Patricia Arquette has won the Best Supporting Actress Oscar for “Boyhood” for her incisive portrayal of a vulnerable single mother over a 12-year period.

Arquette has been the prohibitive favorite in the field since the awards season started, winning trophies at BAFTA, SAG, the Critics Choice, the Golden Globes and the Spirits.

She won over Laura Dern for “Wild,” Keira Knightley for “The Imitation Game,” Emma Stone for “Birdman” and Meryl Streep for “Into the Woods.” It was Streep’s 19th nomination and Arquette’s first.
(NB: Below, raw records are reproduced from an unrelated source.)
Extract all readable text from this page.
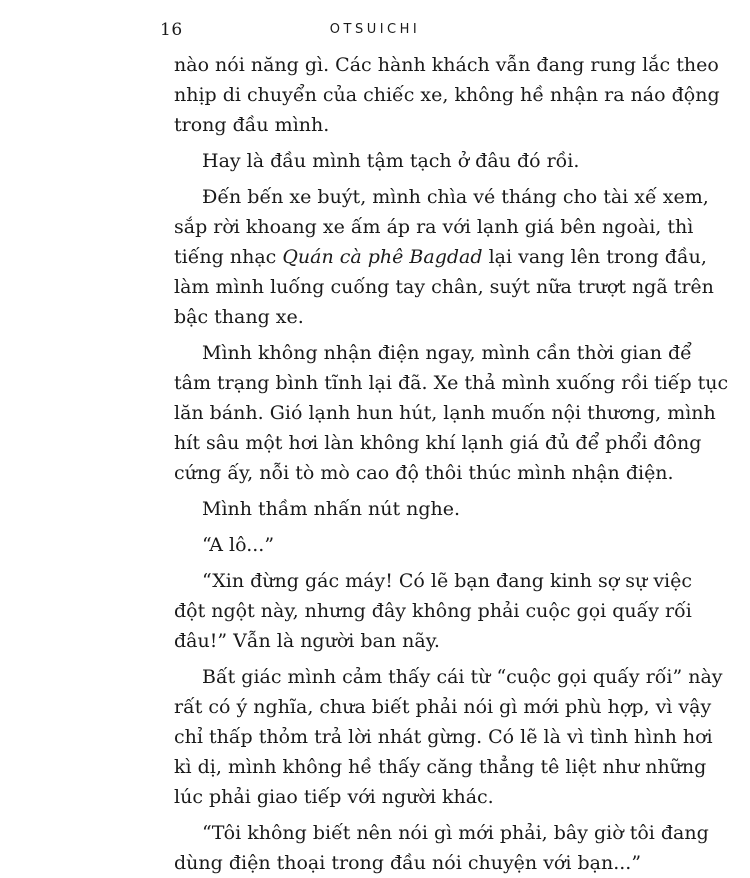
16	OTSUICHI
nào nói năng gì. Các hành khách vẫn đang rung lắc theo
nhịp di chuyển của chiếc xe, không hề nhận ra náo động
trong đầu mình.
Hay là đầu mình tậm tạch ở đâu đó rồi.
Đến bến xe buýt, mình chìa vé tháng cho tài xế xem,
sắp rời khoang xe ấm áp ra với lạnh giá bên ngoài, thì
tiếng nhạc Quán cà phê Bagdad lại vang lên trong đầu,
làm mình luống cuống tay chân, suýt nữa trượt ngã trên
bậc thang xe.
Mình không nhận điện ngay, mình cần thời gian để
tâm trạng bình tĩnh lại đã. Xe thả mình xuống rồi tiếp tục
lăn bánh. Gió lạnh hun hút, lạnh muốn nội thương, mình
hít sâu một hơi làn không khí lạnh giá đủ để phổi đông
cứng ấy, nỗi tò mò cao độ thôi thúc mình nhận điện.
Mình thầm nhấn nút nghe.
“A lô...”
“Xin đừng gác máy! Có lẽ bạn đang kinh sợ sự việc
đột ngột này, nhưng đây không phải cuộc gọi quấy rối
đâu!” Vẫn là người ban nãy.
Bất giác mình cảm thấy cái từ “cuộc gọi quấy rối” này
rất có ý nghĩa, chưa biết phải nói gì mới phù hợp, vì vậy
chỉ thấp thỏm trả lời nhát gừng. Có lẽ là vì tình hình hơi
kì dị, mình không hề thấy căng thẳng tê liệt như những
lúc phải giao tiếp với người khác.
“Tôi không biết nên nói gì mới phải, bây giờ tôi đang
dùng điện thoại trong đầu nói chuyện với bạn...”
Arquette, 46, was often cited by critics as one of the key factors in Richard Linklater’s groundbreaking film, shot in a dozen different segments between 2002 and 2013. Her portrayal of Olivia Evans managed to encapsulate the hopes and disappointments of her generation, portrayed with a transcendent honesty without frills.

Prior to “Boyhood,” Arquette had been best known for portraying a psychic in the supernatural drama series “Medium” for seven seasons, winning an Emmy in 2005. She also received strong critical support for starring in the last two seasons of “Boardwalk Empire.” and was the series lead in “Medium” from 2005 to 2011. Other notable roles for the actress include “Stigmata” and “True Romance.”

Arquette comes from a family of actors, including brother David Arquette, Alexis Arquette, Richmond Arquette, and Rosanna Arquette. She’s the first in the family to have been nominated for an Oscar.

Arquette read her acceptance speech from a sheet of paper, concluding a lengthy thank-you list with a well-received call for wage equality and equal rights for women in the United States.